4.2 The Control Plane (Orchestration & Automation)

The Control Plane manages the flow of time, secret management, and code delivery.
  • Cloud Scheduler & Pub/Sub: Cloud Scheduler acts as the metronome, emitting events to Pub/Sub topics. It fires a “Matchmaker Tick” every 60s to resolve tables, and an “Economist Tick” to execute GIP decay math.
  • Fault Tolerance: Pub/Sub retains messages in a dead-letter queue if a Cloud Run service cold-starts or fails, ensuring no game state resolutions are dropped.
  • Secret Manager: Hardcoded API keys are strictly forbidden. Sensitive strings are stored in Google Secret Manager and injected into Cloud Run instances only at runtime.

4.3 The Engine Room

The Engine Room handles the secure execution of game rules, ensuring no math is trusted to the client.
  • Cloud Run Concurrency: Configured for high concurrency (up to 80 requests per container) rather than spinning up one instance per request. A single container can process batches of “Based” button presses simultaneously, saving massive compute costs.
  • Language Split: Data engineering and AI pipelines use Python (FastAPI).
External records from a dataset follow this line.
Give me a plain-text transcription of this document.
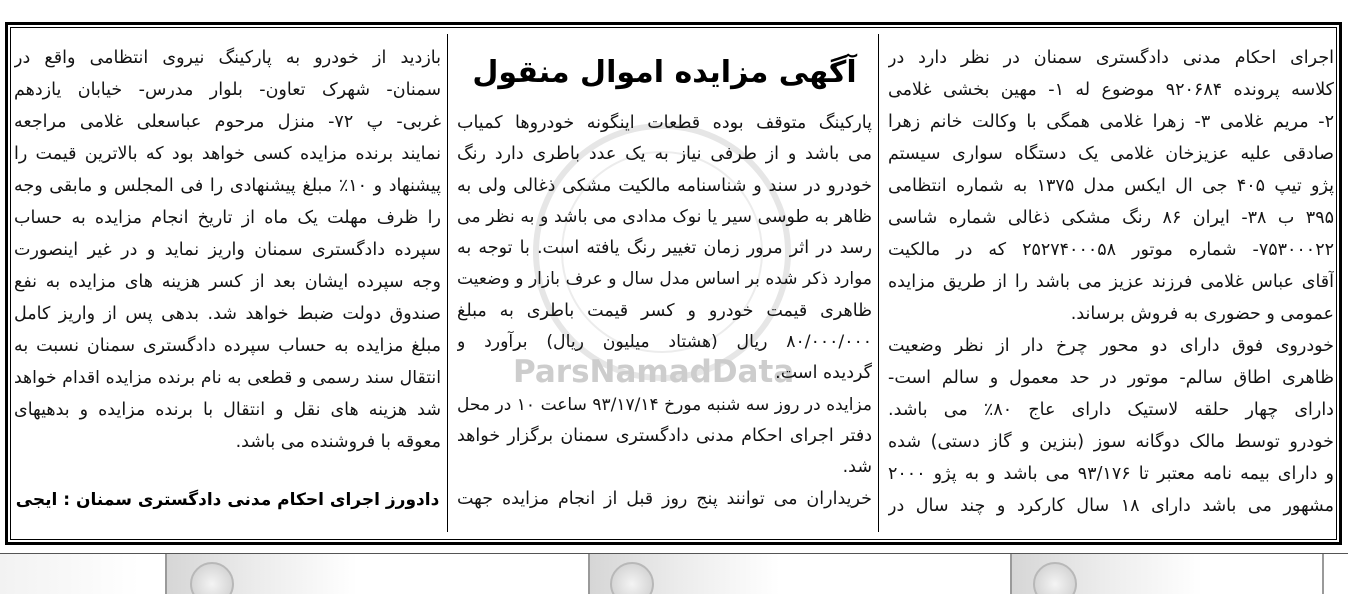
ParsNamadData
اجرای احکام مدنی دادگستری سمنان در نظر دارد در
کلاسه پرونده ۹۲۰۶۸۴ موضوع له ۱- مهین بخشی غلامی
۲- مریم غلامی ۳- زهرا غلامی همگی با وکالت خانم زهرا
صادقی علیه عزیزخان غلامی یک دستگاه سواری سیستم
پژو تیپ ۴۰۵ جی ال ایکس مدل ۱۳۷۵ به شماره انتظامی
۳۹۵ ب ۳۸- ایران ۸۶ رنگ مشکی ذغالی شماره شاسی
۷۵۳۰۰۰۲۲- شماره موتور ۲۵۲۷۴۰۰۰۵۸ که در مالکیت
آقای عباس غلامی فرزند عزیز می باشد را از طریق مزایده
عمومی و حضوری به فروش برساند.
خودروی فوق دارای دو محور چرخ دار از نظر وضعیت
ظاهری اطاق سالم- موتور در حد معمول و سالم است-
دارای چهار حلقه لاستیک دارای عاج ۸۰٪ می باشد.
خودرو توسط مالک دوگانه سوز (بنزین و گاز دستی) شده
و دارای بیمه نامه معتبر تا ۹۳/۱۷۶ می باشد و به پژو ۲۰۰۰
مشهور می باشد دارای ۱۸ سال کارکرد و چند سال در
آگهی مزایده اموال منقول
پارکینگ متوقف بوده قطعات اینگونه خودروها کمیاب
می باشد و از طرفی نیاز به یک عدد باطری دارد رنگ
خودرو در سند و شناسنامه مالکیت مشکی ذغالی ولی به
ظاهر به طوسی سیر یا نوک مدادی می باشد و به نظر می
رسد در اثر مرور زمان تغییر رنگ یافته است. با توجه به
موارد ذکر شده بر اساس مدل سال و عرف بازار و وضعیت
ظاهری قیمت خودرو و کسر قیمت باطری به مبلغ
۸۰/۰۰۰/۰۰۰ ریال (هشتاد میلیون ریال) برآورد و
گردیده است.
مزایده در روز سه شنبه مورخ ۹۳/۱۷/۱۴ ساعت ۱۰ در محل
دفتر اجرای احکام مدنی دادگستری سمنان برگزار خواهد
شد.
خریداران می توانند پنج روز قبل از انجام مزایده جهت
بازدید از خودرو به پارکینگ نیروی انتظامی واقع در
سمنان- شهرک تعاون- بلوار مدرس- خیابان یازدهم
غربی- پ ۷۲- منزل مرحوم عباسعلی غلامی مراجعه
نمایند برنده مزایده کسی خواهد بود که بالاترین قیمت را
پیشنهاد و ۱۰٪ مبلغ پیشنهادی را فی المجلس و مابقی وجه
را ظرف مهلت یک ماه از تاریخ انجام مزایده به حساب
سپرده دادگستری سمنان واریز نماید و در غیر اینصورت
وجه سپرده ایشان بعد از کسر هزینه های مزایده به نفع
صندوق دولت ضبط خواهد شد. بدهی پس از واریز کامل
مبلغ مزایده به حساب سپرده دادگستری سمنان نسبت به
انتقال سند رسمی و قطعی به نام برنده مزایده اقدام خواهد
شد هزینه های نقل و انتقال با برنده مزایده و بدهیهای
معوقه با فروشنده می باشد.
دادورز اجرای احکام مدنی دادگستری سمنان : ایجی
Core game logic and matchmaking use Node.js (Express or NestJS).

4.4 Client-Side Rendering (The PWA)

  • Next.js (App Router): Hosted via Firebase App Hosting. Uses Server-Side Rendering (SSR) for dynamic Open Graph (OG) tags when memes are shared on social media.
  • Real-Time Streaming: Bypasses resource-heavy short-polling. The client leverages the Firebase Client SDK to establish an onSnapshot listener to their specific ActiveTable document. Firestore pushes state updates (like flipping cards at zero) to the React client in single-digit milliseconds.

4.5 The AI-Native Dev Environment

  • Primary IDE: Google Antigravity acts as the central AI-first IDE, integrating with the GCP project to read logs and execute deployments.
  • Heavyweight Models: Claude 3.5 Sonnet handles complex UI generation and React scaffolding. Gemini 1.5 Pro handles holistic architectural reasoning and Cloud Run logic generation.
  • Pipeline Models: Gemini 3.1 Lite is explicitly routed for the News Stub analysis pipeline due to its high speed and cost efficiency.
  • Local LLM Fallback: An automated try-catch block routes Vertex AI safety filter rejections via SSH tunnel to a local Ubuntu machine running open-weight models (Llama 3 8B or Gemma 2 9B via Ollama) to generate uncensored satirical text.